Bis auf weiteres im Institut Français, Kurfürstendamm 211

Das Motto zum zehnten Jubiläum von „Schauplatz Museum“ knüpft sich die eigene Institutionalisierung vor – „Brot und Spiele“. Dagegen ist die Arbeit des eingeladenen Koreaners Yong Deok Lee ungeheuer feinfühlig ausgefallen. Zunächst muß man sich aber im Baustellengestrüpp der Wallstraße zurechtfinden, und die Graffiti im Treppenhaus des Schulmuseums erinnern an Filme über Kids in der Bronx. Yong Deok Lee interessiert sich nicht für das zeitgemäße Jugendbandenwesen Ost, für „Kl. K 7d. 24.10. 1920. Berlin“ hat er ein Klassenfoto der Weimarer Republik, das er vor zwei Jahren auf dem Flohmarkt fand, in einer Skulpturengruppe rekonstruiert. Die Gesichter sind ausgemergelt, die Blicke ängstlich, der Erste Weltkrieg lag erst zwei Jahre zurück: „Wie haben sich solche Umstände auf die Kinder ausgewirkt?“ Damit begann Yongs Recherche: Auf dem Foto sind zwar die Namen von 33 Knaben und ihrem Lehrer Heise aufgeführt, aber sonst ist über die Schule nichts bekannt. Entsprechend anonym stehen die Siebtkläßler als uniform gestaltete Terrakottafiguren im Raum, nur die Köpfe wurden individuell modelliert. Dem figurativen Ensemble ist eine ebenso streng rhythmisierte Wandarbeit in der Art Christian Boltanskis beigefügt, die einzelnen Portraits wurden auf Bücherrücken aus Holz geklebt. Die Ränder sind unterschiedlich ausgefranst – für Yong Deok Lee das einzige verläßliche Zeichen einer privaten Lebensgeschichte.

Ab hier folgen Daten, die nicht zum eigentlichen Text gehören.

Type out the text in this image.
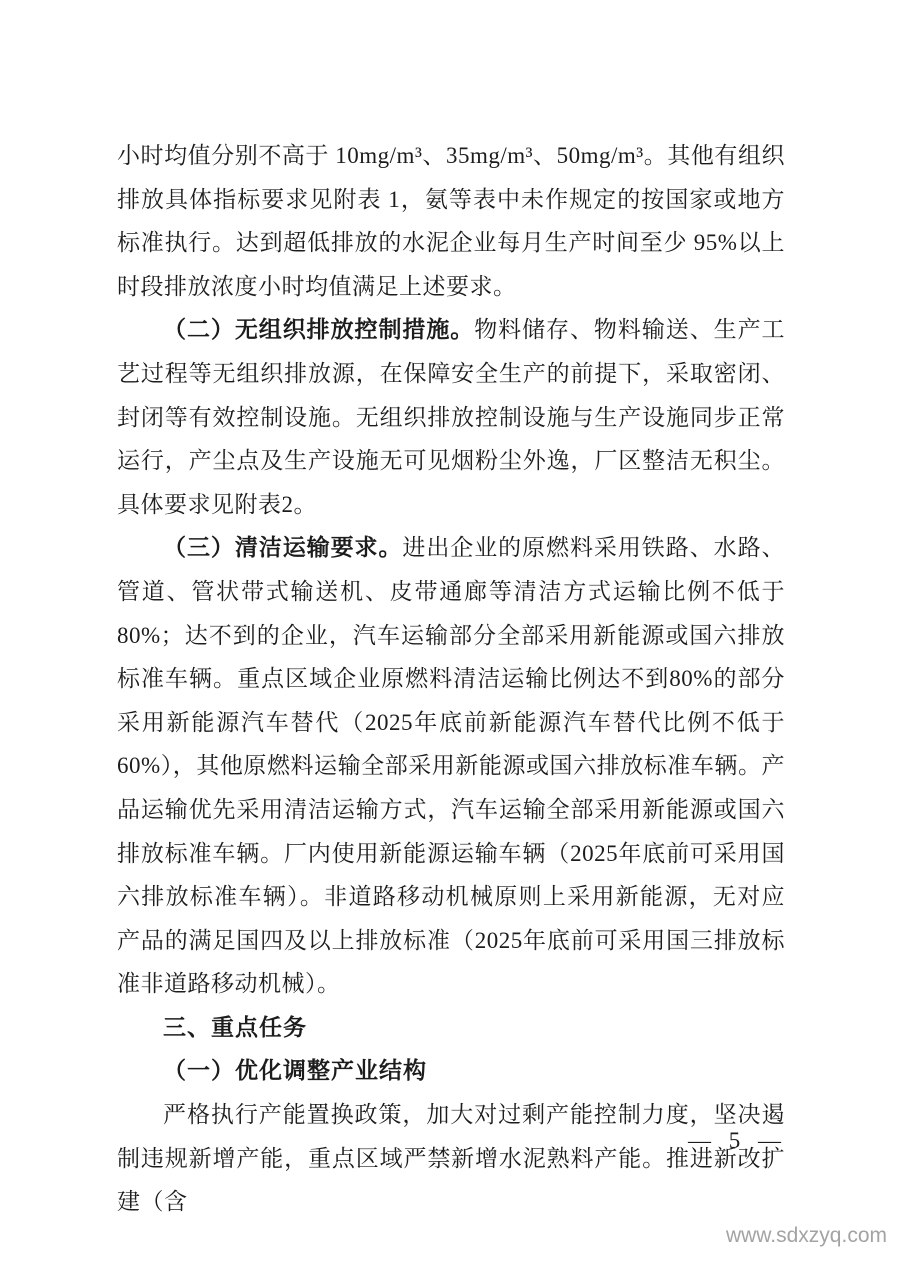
小时均值分别不高于 10mg/m³、35mg/m³、50mg/m³。其他有组织排放具体指标要求见附表 1，氨等表中未作规定的按国家或地方标准执行。达到超低排放的水泥企业每月生产时间至少 95%以上时段排放浓度小时均值满足上述要求。

（二）无组织排放控制措施。物料储存、物料输送、生产工艺过程等无组织排放源，在保障安全生产的前提下，采取密闭、封闭等有效控制设施。无组织排放控制设施与生产设施同步正常运行，产尘点及生产设施无可见烟粉尘外逸，厂区整洁无积尘。具体要求见附表2。

（三）清洁运输要求。进出企业的原燃料采用铁路、水路、管道、管状带式输送机、皮带通廊等清洁方式运输比例不低于80%；达不到的企业，汽车运输部分全部采用新能源或国六排放标准车辆。重点区域企业原燃料清洁运输比例达不到80%的部分采用新能源汽车替代（2025年底前新能源汽车替代比例不低于60%），其他原燃料运输全部采用新能源或国六排放标准车辆。产品运输优先采用清洁运输方式，汽车运输全部采用新能源或国六排放标准车辆。厂内使用新能源运输车辆（2025年底前可采用国六排放标准车辆）。非道路移动机械原则上采用新能源，无对应产品的满足国四及以上排放标准（2025年底前可采用国三排放标准非道路移动机械）。

三、重点任务
（一）优化调整产业结构

严格执行产能置换政策，加大对过剩产能控制力度，坚决遏制违规新增产能，重点区域严禁新增水泥熟料产能。推进新改扩建（含

— 5 —
www.sdxzyq.com
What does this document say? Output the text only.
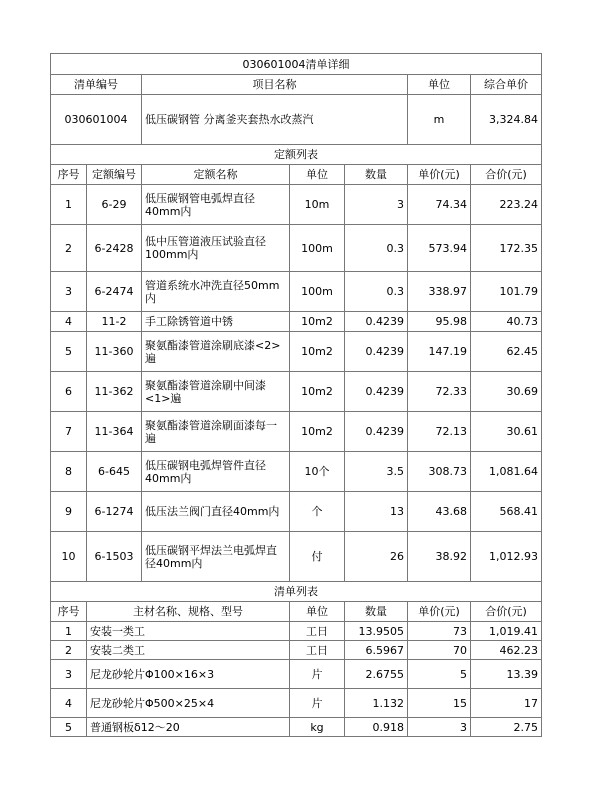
030601004清单详细						
清单编号		项目名称			单位	综合单价
030601004		低压碳钢管 分离釜夹套热水改蒸汽			m	3,324.84
定额列表						
序号	定额编号	定额名称	单位	数量	单价(元)	合价(元)
1	6-29	低压碳钢管电弧焊直径40mm内	10m	3	74.34	223.24
2	6-2428	低中压管道液压试验直径100mm内	100m	0.3	573.94	172.35
3	6-2474	管道系统水冲洗直径50mm内	100m	0.3	338.97	101.79
4	11-2	手工除锈管道中锈	10m2	0.4239	95.98	40.73
5	11-360	聚氨酯漆管道涂刷底漆<2>遍	10m2	0.4239	147.19	62.45
6	11-362	聚氨酯漆管道涂刷中间漆<1>遍	10m2	0.4239	72.33	30.69
7	11-364	聚氨酯漆管道涂刷面漆每一遍	10m2	0.4239	72.13	30.61
8	6-645	低压碳钢电弧焊管件直径40mm内	10个	3.5	308.73	1,081.64
9	6-1274	低压法兰阀门直径40mm内	个	13	43.68	568.41
10	6-1503	低压碳钢平焊法兰电弧焊直径40mm内	付	26	38.92	1,012.93
清单列表						
序号	主材名称、规格、型号		单位	数量	单价(元)	合价(元)
1	安装一类工		工日	13.9505	73	1,019.41
2	安装二类工		工日	6.5967	70	462.23
3	尼龙砂轮片Φ100×16×3		片	2.6755	5	13.39
4	尼龙砂轮片Φ500×25×4		片	1.132	15	17
5	普通钢板δ12～20		kg	0.918	3	2.75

Bis 28.2., Di.–Fr. 9–17 Uhr; Wallstraße 32

Selbst im Cyberspace sind Marcel Duchamps „Roto-Reliefs“ faszinierend. Die simple Bewegung der Flächen übt eben eine starke Sogwirkung aus – kaum ein Techno-Video, das nicht mit Fahrten durch rasant sich drehende Röhren arbeitet, als wäre die Kamera im Darmtrakt unterwegs. Kein schlechter Ausgangspunkt für eine Computerkünstlerin mit abgeschlossenem Medizinstudium: Tynne Claudia Pollmanns Video „Non Stop Pausing“ zeigt eine Art Tunnelschacht in permanenter Bewegung. Das Motiv wächst auf Bildschirmgröße an, dann zieht es sich wieder auf einen winzigen Kringel zusammen. Irgendwann scheint der Monitor wie in Cronenbergs „Videodrome“ zu pulsieren. Das Ganze ist ein Wahrnehmungsproblem: Wieso verbinden sich die ständig wechselnden Bildimpulse suggestiv zu einem natürlichen Ablauf?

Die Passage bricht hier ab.